The classic Blue Screen of Death (BSOD) faults are long gone, but that doesn’t mean they’re gone forever. When Windows detects difficulties, such as a Windows stop code memory management in windows 10 fault, it will still issue a BSOD error.
This type of issue is fairly particular, and despite the long-sounding name, BSOD errors. These are usually simple to investigate and fix. The Windows halt code memory management BSOD indicates a problem with your system memory, therefore here are a few solutions to try.
Stop Code Memory Management Error
Users are familiar with the concept of computer memory, which refers to any physical devices that use integrated circuits to store data. The data can be stored either momentarily in RAM (random access memory) or permanently in ROM (read only memory) (read-only memory).
When you get a BSOD issue when using Windows 10 or any Windows system, you must be scared, dissatisfied, or upset, right? Please relax and take a big breath because this is not a life-threatening scenario.
You’re not alone; many Windows users are experiencing the same issue.
The Memory Management error will appear on your computer screen whenever a serious problem is detected, resulting in a blue screen of death. What is the best method for resolving a memory error? CMD, the Windows Memory Diagnostic Tool, can be used.
Run the Windows Diagnostic Memory Tool
If the fault is connected to system memory, you should first try using the built-in Windows Memory Diagnostic Tool. This will perform a fast check of your system memory for any obvious faults, with the option to perform a boot-level check right away or wait until the next time you start your computer.
- To use this tool, press Windows + R on your keyboard to open the Run launch box, put in MdSched, and then press OK or Enter to start it.
- The Memory Diagnostic window in Windows will appear.

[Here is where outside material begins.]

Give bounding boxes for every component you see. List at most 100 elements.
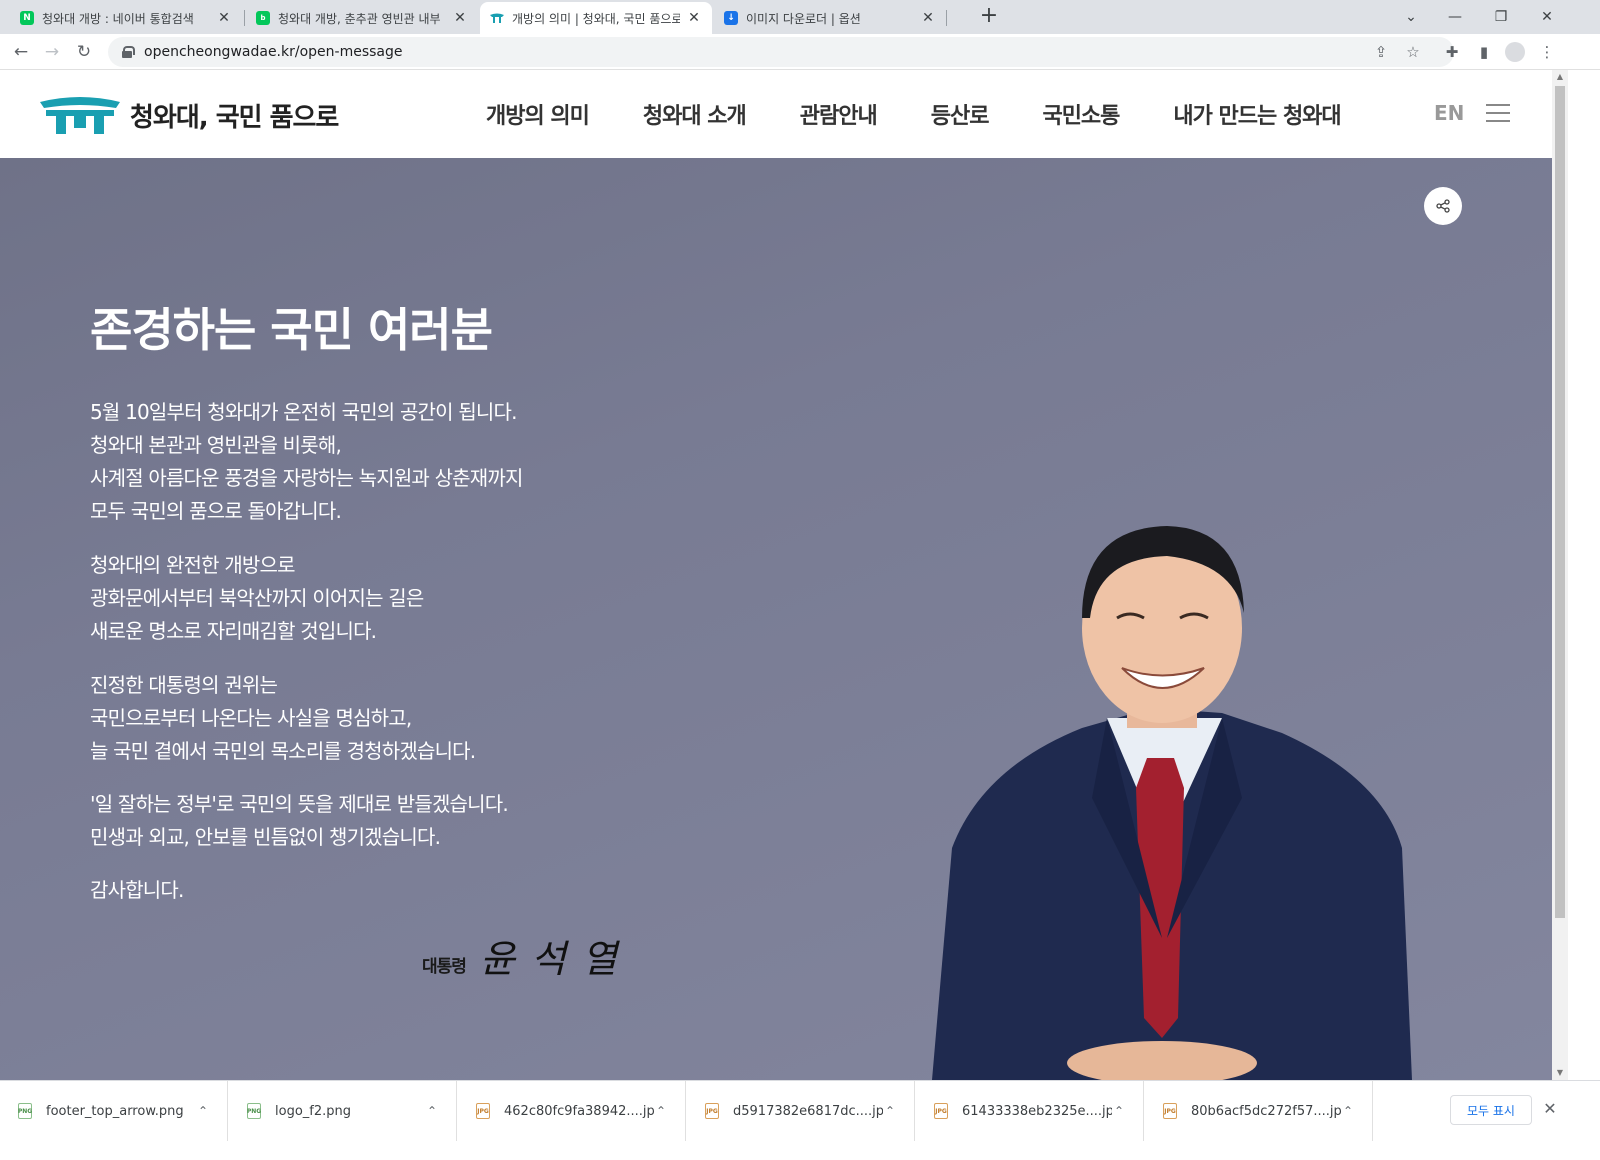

To do a boot-level check of your RAM right now, click Restart now and check for problems (Recommended), or select Check for problems the next time I start my PC to schedule the check for the next time your PC begins.
- The Windows Memory Diagnostic Tool will execute its scan immediately or after your next reboot, depending on which option you choose. Depending on your system, the programme will take some time to perform its check.
- You’ll need to open the Event Viewer after the test is finished to see the log report.
- To do so, right-click the Windows start menu and select Event Viewer from the drop-down menu. To find the report, open Event Viewer (Local) > Windows Logs > System, then click Find, type MemoryDiagnostic, and then press Find Next.
- The first result it finds will be the outcome of your test; any errors it discovers will be displayed under the General tab at the bottom for you to troubleshoot.
- If no faults are found yet the BSOD error persists, you’ll need to look into other possible solutions.
Update Windows and check your drivers
An easy stop code memory management isn’t a miracle fix, but it’s a start. A simple Windows 10 repair is to update your drivers and check for any available Windows system updates, which will install critical bug fixes and device optimizations.
From the Windows Settings menu, you may look for Windows 10 updates (including driver updates).
- To open the Windows Settings menu, right-click the Start menu and select Settings, then Update & Security. For any available updates, click Download or Download and Install.
Check for system files corrupted
Consider whether corrupt system files are causing problems with memory management on your PC if your PC is up to date. The sfc programme, which can be executed from an elevated command line or a PowerShell terminal, may swiftly scan your PC for corrupted system files.
- Start by right-clicking the Windows start menu and selecting PowerShell from the drop-down menu (Admin). Type sfc /scannow into the open PowerShell window and press Enter.
- Wait for the procedure to complete—depending on your PC, this could take a few minutes or longer. If any inaccuracies are discovered, they will be corrected (to the extent that this is practicable).
If there are no issues with your Windows installation, you can use the Check Disk programme to make sure your disc is free of file system errors (chkdsk).
- Type chkdsk /r into the open PowerShell window and press Enter. When your PC restarts, you’ll be asked if you want to conduct this check again; press Y to confirm, then restart your computer.
Once your PC has been restarted, it should begin a scan of your hard drive, correcting any problems it finds.